La sensibilidad (del latín sensibilĭtas, sensibilitātis[1]) es la facultad de un ser vivo (sintiente) de percibir estímulos externos e internos a través de los sentidos. En fisiología, es la función del sistema nervioso que permite detectar a través de los órganos sensoriales las variaciones físicas o químicas que provienen del interior del individuo o de su medio externo. La sensibilidad se hace consciente en el cerebro como experiencia subjetiva.
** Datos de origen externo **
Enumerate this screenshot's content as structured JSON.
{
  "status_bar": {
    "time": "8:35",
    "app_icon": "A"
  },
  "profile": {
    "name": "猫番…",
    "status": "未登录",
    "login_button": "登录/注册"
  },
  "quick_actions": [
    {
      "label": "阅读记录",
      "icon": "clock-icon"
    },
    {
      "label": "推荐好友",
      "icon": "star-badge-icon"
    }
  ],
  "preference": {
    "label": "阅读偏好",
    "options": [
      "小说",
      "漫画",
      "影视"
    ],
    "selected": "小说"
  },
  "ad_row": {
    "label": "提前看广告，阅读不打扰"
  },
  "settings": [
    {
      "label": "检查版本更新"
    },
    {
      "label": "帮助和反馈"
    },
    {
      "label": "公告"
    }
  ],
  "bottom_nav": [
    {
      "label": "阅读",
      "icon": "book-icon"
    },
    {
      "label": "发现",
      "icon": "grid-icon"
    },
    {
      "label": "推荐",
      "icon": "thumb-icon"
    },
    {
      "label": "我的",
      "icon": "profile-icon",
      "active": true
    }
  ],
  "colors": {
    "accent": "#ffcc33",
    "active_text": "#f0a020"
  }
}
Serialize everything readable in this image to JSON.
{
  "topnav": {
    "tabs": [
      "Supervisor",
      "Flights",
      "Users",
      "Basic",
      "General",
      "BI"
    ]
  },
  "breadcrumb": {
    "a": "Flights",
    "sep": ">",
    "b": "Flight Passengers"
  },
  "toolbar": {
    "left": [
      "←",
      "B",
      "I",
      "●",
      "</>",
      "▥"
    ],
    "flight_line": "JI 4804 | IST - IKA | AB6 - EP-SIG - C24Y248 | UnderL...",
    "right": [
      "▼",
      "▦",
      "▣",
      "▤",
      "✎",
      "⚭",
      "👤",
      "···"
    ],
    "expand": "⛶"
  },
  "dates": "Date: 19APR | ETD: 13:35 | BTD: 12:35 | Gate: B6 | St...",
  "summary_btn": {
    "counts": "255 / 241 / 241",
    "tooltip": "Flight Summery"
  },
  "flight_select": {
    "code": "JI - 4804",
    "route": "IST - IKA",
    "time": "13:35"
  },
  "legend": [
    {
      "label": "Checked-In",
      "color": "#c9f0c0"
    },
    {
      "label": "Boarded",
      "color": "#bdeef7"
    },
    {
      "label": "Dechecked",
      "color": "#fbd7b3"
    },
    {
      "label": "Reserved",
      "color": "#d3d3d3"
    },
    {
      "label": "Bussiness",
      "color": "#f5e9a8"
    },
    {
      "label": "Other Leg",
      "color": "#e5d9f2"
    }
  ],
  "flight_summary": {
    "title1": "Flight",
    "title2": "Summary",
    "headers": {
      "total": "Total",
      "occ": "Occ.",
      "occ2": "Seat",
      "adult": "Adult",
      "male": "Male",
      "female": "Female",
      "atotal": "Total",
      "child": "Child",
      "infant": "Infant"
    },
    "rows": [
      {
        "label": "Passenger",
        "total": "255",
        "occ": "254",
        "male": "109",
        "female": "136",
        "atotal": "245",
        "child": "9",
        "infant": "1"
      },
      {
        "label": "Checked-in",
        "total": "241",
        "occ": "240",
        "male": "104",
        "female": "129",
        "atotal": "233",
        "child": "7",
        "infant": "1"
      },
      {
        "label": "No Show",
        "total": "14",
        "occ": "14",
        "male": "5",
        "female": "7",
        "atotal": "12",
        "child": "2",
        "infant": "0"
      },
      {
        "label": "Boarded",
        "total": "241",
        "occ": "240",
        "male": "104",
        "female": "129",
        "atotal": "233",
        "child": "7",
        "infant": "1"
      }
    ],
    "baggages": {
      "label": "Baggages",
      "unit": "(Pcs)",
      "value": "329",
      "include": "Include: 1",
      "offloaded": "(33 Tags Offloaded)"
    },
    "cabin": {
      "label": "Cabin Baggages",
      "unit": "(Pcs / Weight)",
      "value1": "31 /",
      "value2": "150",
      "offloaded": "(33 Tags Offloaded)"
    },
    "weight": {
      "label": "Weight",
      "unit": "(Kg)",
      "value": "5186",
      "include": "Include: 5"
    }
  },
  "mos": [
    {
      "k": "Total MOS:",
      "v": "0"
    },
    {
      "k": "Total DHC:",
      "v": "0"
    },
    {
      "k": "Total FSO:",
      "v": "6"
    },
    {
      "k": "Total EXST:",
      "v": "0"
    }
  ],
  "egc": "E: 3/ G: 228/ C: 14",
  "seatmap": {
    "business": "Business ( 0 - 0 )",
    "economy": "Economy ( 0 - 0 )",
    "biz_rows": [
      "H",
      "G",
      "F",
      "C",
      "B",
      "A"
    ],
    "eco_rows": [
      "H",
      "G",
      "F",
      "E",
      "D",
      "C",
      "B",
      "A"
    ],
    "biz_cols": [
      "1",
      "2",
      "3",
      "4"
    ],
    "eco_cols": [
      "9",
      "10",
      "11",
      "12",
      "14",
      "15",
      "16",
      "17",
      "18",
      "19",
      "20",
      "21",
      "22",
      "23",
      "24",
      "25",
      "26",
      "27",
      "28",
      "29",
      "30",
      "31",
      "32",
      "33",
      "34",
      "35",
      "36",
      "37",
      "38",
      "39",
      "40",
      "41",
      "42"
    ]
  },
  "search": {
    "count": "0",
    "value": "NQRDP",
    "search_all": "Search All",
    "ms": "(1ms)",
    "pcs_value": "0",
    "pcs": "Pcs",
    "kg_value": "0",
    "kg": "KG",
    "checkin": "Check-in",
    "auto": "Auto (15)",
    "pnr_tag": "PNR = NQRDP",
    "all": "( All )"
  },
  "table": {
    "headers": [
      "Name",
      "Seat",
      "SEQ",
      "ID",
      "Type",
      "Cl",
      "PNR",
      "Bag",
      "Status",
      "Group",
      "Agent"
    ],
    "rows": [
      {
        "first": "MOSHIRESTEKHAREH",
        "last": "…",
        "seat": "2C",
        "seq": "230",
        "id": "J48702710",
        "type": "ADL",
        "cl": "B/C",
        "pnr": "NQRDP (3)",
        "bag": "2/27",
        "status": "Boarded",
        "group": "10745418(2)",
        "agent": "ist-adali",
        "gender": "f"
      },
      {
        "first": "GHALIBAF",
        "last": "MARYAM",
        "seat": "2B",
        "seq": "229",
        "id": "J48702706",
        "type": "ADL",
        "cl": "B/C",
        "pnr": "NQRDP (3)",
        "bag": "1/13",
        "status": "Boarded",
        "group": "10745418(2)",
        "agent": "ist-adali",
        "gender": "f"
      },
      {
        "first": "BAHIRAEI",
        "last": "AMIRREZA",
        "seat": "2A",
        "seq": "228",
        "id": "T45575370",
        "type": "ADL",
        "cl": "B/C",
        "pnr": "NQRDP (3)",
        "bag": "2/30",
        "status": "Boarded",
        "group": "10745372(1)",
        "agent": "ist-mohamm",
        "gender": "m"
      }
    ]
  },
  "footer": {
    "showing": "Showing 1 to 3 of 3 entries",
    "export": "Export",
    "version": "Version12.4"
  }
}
Los sentidos nos informan del estado de las cosas que nos rodean y cada uno es selectivo respecto a la clase de información que proporciona: el ojo, la piel y el oído ofrecen información temporal y espacial en sus tres dimensiones; el olfato y el gusto, en cambio, son sentidos químicos que proporcionan información sobre la composición de la materia volátil o soluble. El tacto es el más generalizado y comprende: la sensibilidad cutánea (sensibilidad al dolor, la presión o la temperatura), la cinestesia (sensibilidad originada en músculos, articulaciones o tendones, informa sobre el movimiento del cuerpo), orgánica (sensibilidad en los órganos internos) y laberíntica (la relacionada con el equilibrio).
Las numerosas modalidades de la sensibilidad se dividen en:
Las impresiones y estímulos percibidos pueden tener varias dimensiones: de cualidad, intensidad, extensión y duración. Durante los tres primeros meses de vida prevalece en el bebé la sensibilidad interoceptiva, al sentir hambre y sed. En los humanos, es a partir del cuarto mes cuando el bebé comienza a distinguir las sensaciones corporales de las que provienen del exterior, iniciándose así la toma de conciencia de su propia individualidad.
La característica principal de la sensibilidad celular es que tiene la capacidad de percibir estímulos.